Not only touched by these social attachments, I was also impressed by Veronica’s growing mastery of Afghan music – whether drumming rhythms on the daireh, a jingly frame drum, or actually singing traditional Afghan songs, even performing professionally at wedding parties. This of course was unheard of for a Western woman, albeit incognito. How I regret not seeing her perform in London in recent years – I just didn’t know about her concerts, but there’s still time.
Yet how delighted I was to mentally walk with her along the shady alleyways of Herat, follow her music groups or friends, and to be spirited through the cloistered world of Afghanistan’s women, of which I had no experience. For me they had been invisible – enigmatic figures in long, pale blue silky ‘tents’, with only a grid to see through. Veronica’s comments on the psychological effect of donning the burqa are revealing, and she soon picked up cunning hijab techniques to ward off men’s provocative glances.
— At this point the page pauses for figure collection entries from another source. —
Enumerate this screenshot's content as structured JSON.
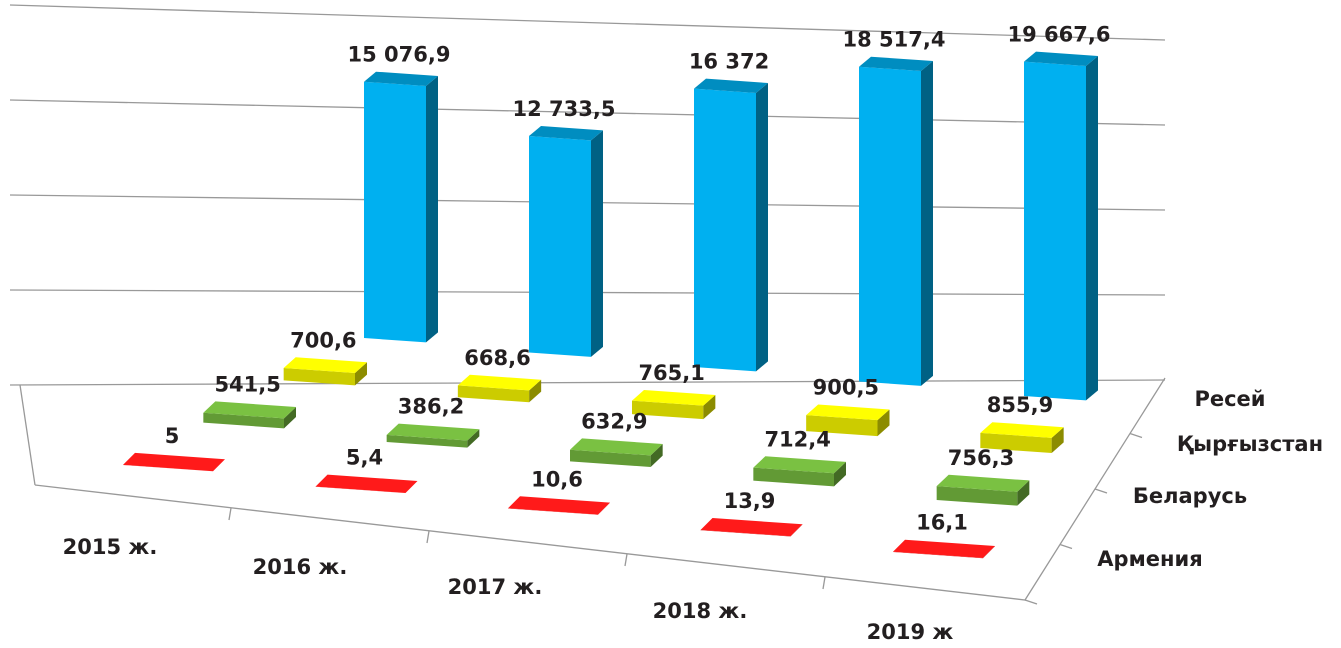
{
  "chart_data": {
    "type": "bar3d",
    "categories": [
      "2015 ж.",
      "2016 ж.",
      "2017 ж.",
      "2018 ж.",
      "2019 ж"
    ],
    "series": [
      {
        "name": "Армения",
        "color": "#ff1a1a",
        "values": [
          5,
          5.4,
          10.6,
          13.9,
          16.1
        ],
        "value_labels": [
          "5",
          "5,4",
          "10,6",
          "13,9",
          "16,1"
        ]
      },
      {
        "name": "Беларусь",
        "color": "#7ac142",
        "values": [
          541.5,
          386.2,
          632.9,
          712.4,
          756.3
        ],
        "value_labels": [
          "541,5",
          "386,2",
          "632,9",
          "712,4",
          "756,3"
        ]
      },
      {
        "name": "Қырғызстан",
        "color": "#ffff00",
        "values": [
          700.6,
          668.6,
          765.1,
          900.5,
          855.9
        ],
        "value_labels": [
          "700,6",
          "668,6",
          "765,1",
          "900,5",
          "855,9"
        ]
      },
      {
        "name": "Ресей",
        "color": "#00b0f0",
        "values": [
          15076.9,
          12733.5,
          16372,
          18517.4,
          19667.6
        ],
        "value_labels": [
          "15 076,9",
          "12 733,5",
          "16 372",
          "18 517,4",
          "19 667,6"
        ]
      }
    ],
    "ylim": [
      0,
      20000
    ],
    "yticks": [
      0,
      5000,
      10000,
      15000,
      20000
    ],
    "grid": true
  }
}
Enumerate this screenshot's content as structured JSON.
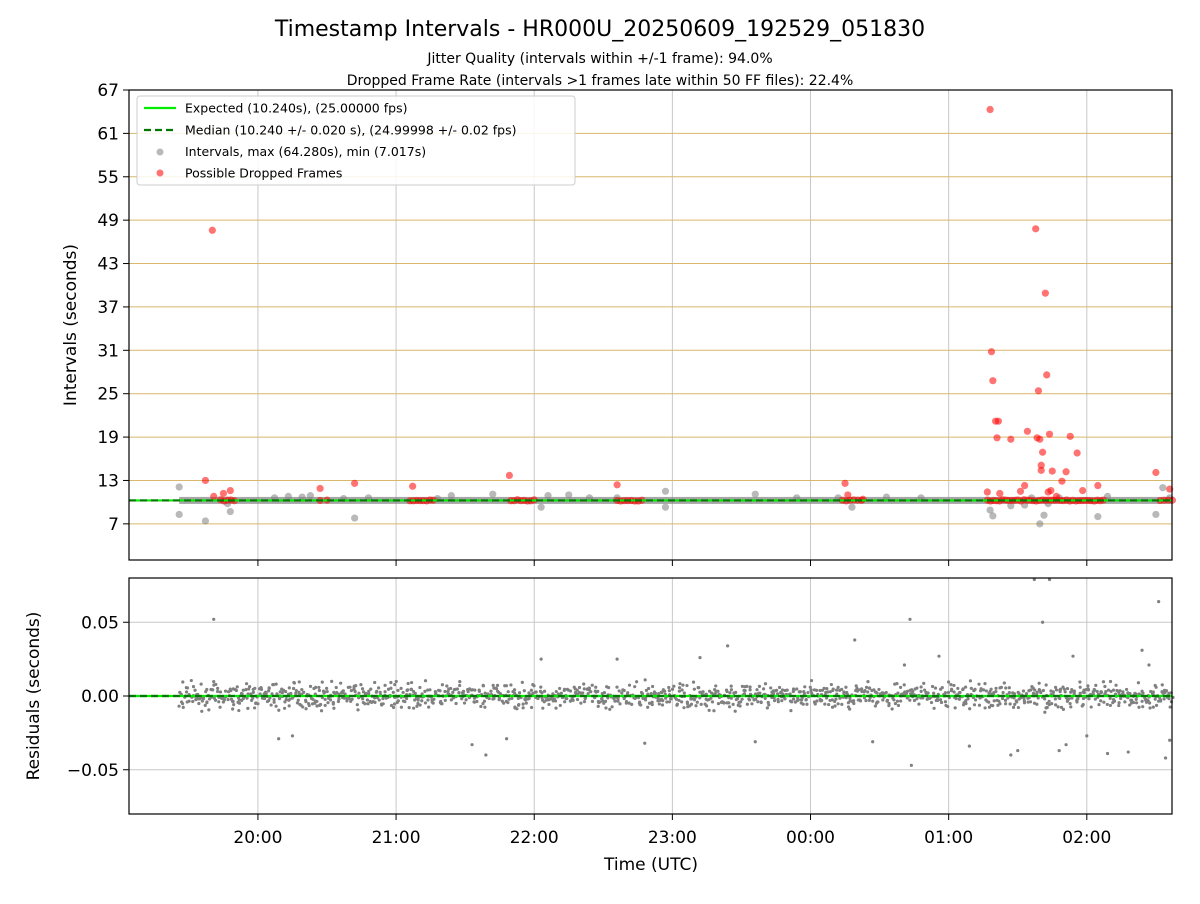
{
  "figure": {
    "title": "Timestamp Intervals - HR000U_20250609_192529_051830",
    "subtitle_1": "Jitter Quality (intervals within +/-1 frame): 94.0%",
    "subtitle_2": "Dropped Frame Rate (intervals >1 frames late within 50 FF files): 22.4%"
  },
  "colors": {
    "expected": "#00ee00",
    "median": "#007700",
    "intervals": "#808080",
    "dropped": "#ff0000",
    "hgrid_top": "#d9b86a",
    "grid": "#c8c8c8"
  },
  "chart_data": [
    {
      "type": "scatter",
      "ylabel": "Intervals (seconds)",
      "ylim": [
        2.0,
        67.0
      ],
      "yticks": [
        7,
        13,
        19,
        25,
        31,
        37,
        43,
        49,
        55,
        61,
        67
      ],
      "xlim": [
        19.0667,
        2.6167
      ],
      "legend_position": "top-left",
      "legend": [
        "Expected (10.240s), (25.00000 fps)",
        "Median (10.240 +/- 0.020 s), (24.99998 +/- 0.02 fps)",
        "Intervals, max (64.280s), min (7.017s)",
        "Possible Dropped Frames"
      ],
      "expected": 10.24,
      "median": 10.24,
      "intervals_band": {
        "x_start": 19.43,
        "x_end": 2.62,
        "y": 10.24
      },
      "intervals_outliers": [
        [
          19.43,
          12.1
        ],
        [
          19.43,
          8.3
        ],
        [
          19.62,
          7.4
        ],
        [
          19.78,
          9.8
        ],
        [
          19.8,
          8.7
        ],
        [
          20.12,
          10.6
        ],
        [
          20.22,
          10.8
        ],
        [
          20.32,
          10.7
        ],
        [
          20.38,
          10.9
        ],
        [
          20.62,
          10.5
        ],
        [
          20.7,
          7.8
        ],
        [
          20.8,
          10.6
        ],
        [
          21.3,
          10.5
        ],
        [
          21.4,
          10.9
        ],
        [
          21.7,
          11.1
        ],
        [
          22.05,
          9.3
        ],
        [
          22.1,
          10.9
        ],
        [
          22.25,
          11.0
        ],
        [
          22.4,
          10.6
        ],
        [
          22.6,
          10.6
        ],
        [
          22.95,
          11.5
        ],
        [
          22.95,
          9.3
        ],
        [
          23.6,
          11.1
        ],
        [
          23.9,
          10.6
        ],
        [
          0.2,
          10.6
        ],
        [
          0.3,
          9.3
        ],
        [
          0.55,
          10.7
        ],
        [
          0.8,
          10.6
        ],
        [
          1.3,
          8.9
        ],
        [
          1.32,
          8.1
        ],
        [
          1.45,
          9.5
        ],
        [
          1.55,
          9.6
        ],
        [
          1.6,
          10.6
        ],
        [
          1.66,
          7.0
        ],
        [
          1.69,
          8.2
        ],
        [
          1.72,
          9.8
        ],
        [
          1.8,
          10.6
        ],
        [
          2.08,
          8.0
        ],
        [
          2.15,
          10.8
        ],
        [
          2.5,
          8.3
        ],
        [
          2.55,
          12.0
        ],
        [
          2.6,
          10.6
        ]
      ],
      "dropped_segments": [
        [
          19.73,
          19.83
        ],
        [
          20.45,
          20.5
        ],
        [
          21.1,
          21.27
        ],
        [
          21.83,
          22.0
        ],
        [
          22.6,
          22.78
        ],
        [
          0.23,
          0.37
        ],
        [
          1.28,
          2.12
        ],
        [
          2.53,
          2.62
        ]
      ],
      "dropped_points": [
        [
          19.62,
          13.0
        ],
        [
          19.67,
          47.6
        ],
        [
          19.68,
          10.8
        ],
        [
          19.75,
          11.2
        ],
        [
          19.8,
          11.6
        ],
        [
          20.45,
          11.9
        ],
        [
          20.7,
          12.6
        ],
        [
          21.12,
          12.2
        ],
        [
          21.82,
          13.7
        ],
        [
          22.6,
          12.4
        ],
        [
          0.25,
          12.6
        ],
        [
          0.27,
          11.0
        ],
        [
          0.38,
          10.4
        ],
        [
          1.28,
          11.4
        ],
        [
          1.3,
          64.3
        ],
        [
          1.31,
          30.8
        ],
        [
          1.32,
          26.8
        ],
        [
          1.34,
          21.2
        ],
        [
          1.36,
          21.2
        ],
        [
          1.35,
          18.9
        ],
        [
          1.37,
          11.2
        ],
        [
          1.45,
          18.7
        ],
        [
          1.52,
          11.5
        ],
        [
          1.55,
          12.3
        ],
        [
          1.57,
          19.8
        ],
        [
          1.63,
          47.8
        ],
        [
          1.65,
          25.4
        ],
        [
          1.64,
          18.9
        ],
        [
          1.66,
          18.7
        ],
        [
          1.67,
          15.1
        ],
        [
          1.67,
          14.4
        ],
        [
          1.68,
          16.9
        ],
        [
          1.7,
          38.9
        ],
        [
          1.71,
          27.6
        ],
        [
          1.72,
          11.4
        ],
        [
          1.73,
          19.4
        ],
        [
          1.74,
          11.6
        ],
        [
          1.75,
          14.3
        ],
        [
          1.78,
          10.8
        ],
        [
          1.82,
          12.9
        ],
        [
          1.85,
          14.2
        ],
        [
          1.88,
          19.1
        ],
        [
          1.93,
          16.8
        ],
        [
          1.97,
          11.6
        ],
        [
          2.08,
          12.3
        ],
        [
          2.5,
          14.1
        ],
        [
          2.6,
          11.8
        ]
      ]
    },
    {
      "type": "scatter",
      "ylabel": "Residuals (seconds)",
      "xlabel": "Time (UTC)",
      "ylim": [
        -0.08,
        0.08
      ],
      "yticks": [
        0.05,
        0.0,
        -0.05
      ],
      "ytick_labels": [
        "0.05",
        "0.00",
        "−0.05"
      ],
      "xlim": [
        19.0667,
        2.6167
      ],
      "xticks": [
        20,
        21,
        22,
        23,
        0,
        1,
        2
      ],
      "xtick_labels": [
        "20:00",
        "21:00",
        "22:00",
        "23:00",
        "00:00",
        "01:00",
        "02:00"
      ],
      "residuals_range": {
        "x_start": 19.43,
        "x_end": 2.62
      },
      "residual_outliers": [
        [
          19.68,
          0.052
        ],
        [
          20.15,
          -0.029
        ],
        [
          20.25,
          -0.027
        ],
        [
          21.55,
          -0.033
        ],
        [
          21.65,
          -0.04
        ],
        [
          21.8,
          -0.029
        ],
        [
          22.05,
          0.025
        ],
        [
          22.6,
          0.025
        ],
        [
          22.8,
          -0.032
        ],
        [
          23.2,
          0.026
        ],
        [
          23.4,
          0.034
        ],
        [
          23.6,
          -0.031
        ],
        [
          0.32,
          0.038
        ],
        [
          0.45,
          -0.031
        ],
        [
          0.68,
          0.021
        ],
        [
          0.72,
          0.052
        ],
        [
          0.73,
          -0.047
        ],
        [
          0.93,
          0.027
        ],
        [
          1.15,
          -0.034
        ],
        [
          1.45,
          -0.04
        ],
        [
          1.5,
          -0.037
        ],
        [
          1.62,
          0.079
        ],
        [
          1.68,
          0.05
        ],
        [
          1.73,
          0.079
        ],
        [
          1.8,
          -0.037
        ],
        [
          1.85,
          -0.033
        ],
        [
          1.9,
          0.027
        ],
        [
          2.0,
          -0.027
        ],
        [
          2.15,
          -0.039
        ],
        [
          2.3,
          -0.038
        ],
        [
          2.4,
          0.031
        ],
        [
          2.45,
          0.021
        ],
        [
          2.52,
          0.064
        ],
        [
          2.57,
          -0.042
        ],
        [
          2.6,
          -0.03
        ]
      ]
    }
  ]
}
Photos of Herat in August 1976
Unfortunately my notebook of the time has vanished, as have my black and white photos (I still hope to unearth them in the chaos of my study), but her descriptions inspired me to look again at a large folder of photos taken by one of my travel companions, Alberto Salvagno. The colour photos here are all his.
I clearly remember that Herat seemed like paradise after the strict Shiite world of Iran where fierce old ghouls shrouded in black tapped your elbow if a centimetre of flesh showed. In contrast Herat felt welcoming, boosted by monumental sights such as the ruined citadel or the Friday Mosque, the kaleidoscopic colours of the bazaar, aesthetic arrangements of fruit-stalls and above all the ease of the Afghans. Unfortunately there was also plenty of child labour, visible here.



Alberto’s images revived the visual excitement of the night bazaar, the sizzling kebabs, mountains of fresh produce, barbers’ shops, pony carts, tea-rooms, tailors and the carpet shops. How many times have I seen these activities since then on my travels through the Islamic world?
Yet they have never rivalled the impact of Herat. Even more striking is that in his many photos not one woman features, burqa or not – proof that Veronica had miraculously tapped into a separate society thanks to speaking fluent Dari and her commitment to music. And of course being an empathetic woman.
Paths not crossed
As I read I soon realised that my stay in Herat had been just a few weeks before Veronica and John returned there, in September 1976 (they had already spent a year in 1974-5), overland, as I had done with my three friends from Italy where I lived at the time. Long dusty roads through Greece, Yugoslavia, Turkey and Iran were filled with risky incidents, strange encounters and spectacular landscapes (read a bit more here), before we crossed the border into Herat.
After a few days, our little group motored onwards to Kandahar, Kabul and up into the Hindu Kush, a far more superficial experience than Veronica’s dedicated focus on Herat, her women friends and music.
And then came the last coincidence which I discovered at the very end of the book: it turned out that my former boyfriend, Oliver, had visited his sister shortly after my passage through, and contributed to the book a fetching photo of her with Shirin (below). Past worlds within worlds – and just a shame we could not all have met up for a glass of tea and a performance in Herat.